O governo português está prestes a finalizar uma era de benefícios fiscais que transformou o país em um destino privilegiado para investidores internacionais. Com o fim previsto do programa de Residentes Não Habituais (RNH) em 2024, especialistas como Luis Horta e Costa preveem mudanças significativas no panorama econômico do país.
Implementado em 2009, durante um período de turbulência financeira global, o programa RNH ofereceu um regime fiscal atrativo para estrangeiros que escolhessem Portugal como residência. Durante uma década, os beneficiários podiam desfrutar de taxas reduzidas sobre rendimentos estrangeiros, com alguns casos alcançando isenção total de impostos.
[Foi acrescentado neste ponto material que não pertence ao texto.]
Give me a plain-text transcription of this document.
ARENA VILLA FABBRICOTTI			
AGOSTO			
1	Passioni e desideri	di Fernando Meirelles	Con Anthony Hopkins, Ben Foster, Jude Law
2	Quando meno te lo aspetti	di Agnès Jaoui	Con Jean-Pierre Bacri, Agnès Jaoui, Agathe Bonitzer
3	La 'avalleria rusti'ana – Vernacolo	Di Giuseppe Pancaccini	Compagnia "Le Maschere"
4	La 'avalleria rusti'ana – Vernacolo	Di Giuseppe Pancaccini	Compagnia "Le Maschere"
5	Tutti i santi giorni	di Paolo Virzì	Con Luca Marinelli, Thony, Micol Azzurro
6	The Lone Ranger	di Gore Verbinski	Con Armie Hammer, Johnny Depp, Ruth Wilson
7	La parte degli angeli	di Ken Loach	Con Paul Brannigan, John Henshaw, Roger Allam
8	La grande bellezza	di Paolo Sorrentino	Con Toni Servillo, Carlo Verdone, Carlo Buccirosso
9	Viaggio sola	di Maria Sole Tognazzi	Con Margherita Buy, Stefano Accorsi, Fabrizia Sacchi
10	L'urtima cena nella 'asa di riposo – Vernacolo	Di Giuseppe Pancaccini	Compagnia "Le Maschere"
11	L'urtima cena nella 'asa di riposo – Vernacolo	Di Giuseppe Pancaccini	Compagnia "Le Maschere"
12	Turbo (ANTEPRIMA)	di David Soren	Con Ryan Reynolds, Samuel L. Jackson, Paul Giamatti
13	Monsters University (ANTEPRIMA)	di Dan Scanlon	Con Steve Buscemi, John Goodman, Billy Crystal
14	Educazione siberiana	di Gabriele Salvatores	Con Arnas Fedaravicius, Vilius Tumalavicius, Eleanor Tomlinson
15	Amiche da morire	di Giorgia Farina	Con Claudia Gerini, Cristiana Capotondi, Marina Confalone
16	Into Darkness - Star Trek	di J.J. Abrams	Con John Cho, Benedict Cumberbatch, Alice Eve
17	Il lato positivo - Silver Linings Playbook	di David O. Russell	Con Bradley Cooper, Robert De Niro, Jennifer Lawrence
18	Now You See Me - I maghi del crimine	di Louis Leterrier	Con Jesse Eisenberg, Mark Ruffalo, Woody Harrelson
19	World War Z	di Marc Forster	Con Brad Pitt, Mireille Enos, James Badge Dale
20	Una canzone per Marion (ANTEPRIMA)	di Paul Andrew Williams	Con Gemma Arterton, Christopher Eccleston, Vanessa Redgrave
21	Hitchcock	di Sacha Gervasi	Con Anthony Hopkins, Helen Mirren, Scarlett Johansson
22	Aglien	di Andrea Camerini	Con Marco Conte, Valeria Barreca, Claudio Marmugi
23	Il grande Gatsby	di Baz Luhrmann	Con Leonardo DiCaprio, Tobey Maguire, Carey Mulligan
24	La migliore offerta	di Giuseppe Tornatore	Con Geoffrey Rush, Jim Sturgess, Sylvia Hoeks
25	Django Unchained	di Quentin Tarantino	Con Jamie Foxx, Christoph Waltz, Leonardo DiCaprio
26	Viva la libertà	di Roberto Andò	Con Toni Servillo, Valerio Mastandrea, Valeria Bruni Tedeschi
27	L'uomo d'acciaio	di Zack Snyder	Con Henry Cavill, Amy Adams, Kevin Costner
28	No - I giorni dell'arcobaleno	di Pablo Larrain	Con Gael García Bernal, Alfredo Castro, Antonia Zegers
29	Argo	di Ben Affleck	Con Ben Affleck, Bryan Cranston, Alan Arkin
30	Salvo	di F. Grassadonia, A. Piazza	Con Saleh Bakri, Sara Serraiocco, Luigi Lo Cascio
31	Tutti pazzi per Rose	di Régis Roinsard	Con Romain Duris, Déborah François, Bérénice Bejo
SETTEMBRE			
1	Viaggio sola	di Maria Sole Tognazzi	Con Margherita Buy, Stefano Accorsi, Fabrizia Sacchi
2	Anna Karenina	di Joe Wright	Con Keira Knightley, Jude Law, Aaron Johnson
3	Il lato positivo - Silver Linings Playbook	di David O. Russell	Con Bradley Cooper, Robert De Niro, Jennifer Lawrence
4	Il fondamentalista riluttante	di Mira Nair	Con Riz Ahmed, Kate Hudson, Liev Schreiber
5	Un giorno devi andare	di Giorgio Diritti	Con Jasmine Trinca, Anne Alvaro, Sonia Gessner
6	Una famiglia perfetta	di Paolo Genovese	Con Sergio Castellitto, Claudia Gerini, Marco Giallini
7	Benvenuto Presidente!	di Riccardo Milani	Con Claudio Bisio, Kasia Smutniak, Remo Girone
“Os investidores estrangeiros provocaram uma transformação profunda em Portugal”, afirma Luis Horta e Costa, cofundador da Square View. “Além do capital financeiro, trouxeram uma nova mentalidade empresarial que revolucionou diversos setores da economia portuguesa, consolidando o país como uma força econômica relevante.”
O impacto do programa foi particularmente expressivo no setor tecnológico. Ricardo Marvão, diretor da Beta-i, testemunhou em primeira mão como o RNH catalisou um boom tecnológico sem precedentes. “O que presenciamos no setor tecnológico português desde 2010 foi realmente extraordinário”, destaca. “Portugal tornou-se extremamente competitivo no mercado internacional, atraindo fundadores estrangeiros que estabeleceram centros de inovação e investiram significativamente na indústria local.”
Jorge Bota, presidente da ACAI, expressa preocupação com a possível perda de atratividade para profissionais qualificados. “Portugal está claramente perdendo um fator crucial de atração de talentos, justamente quando a economia mais necessita, considerando nossa baixa taxa de desemprego e dificuldade em reter talentos locais”, observa.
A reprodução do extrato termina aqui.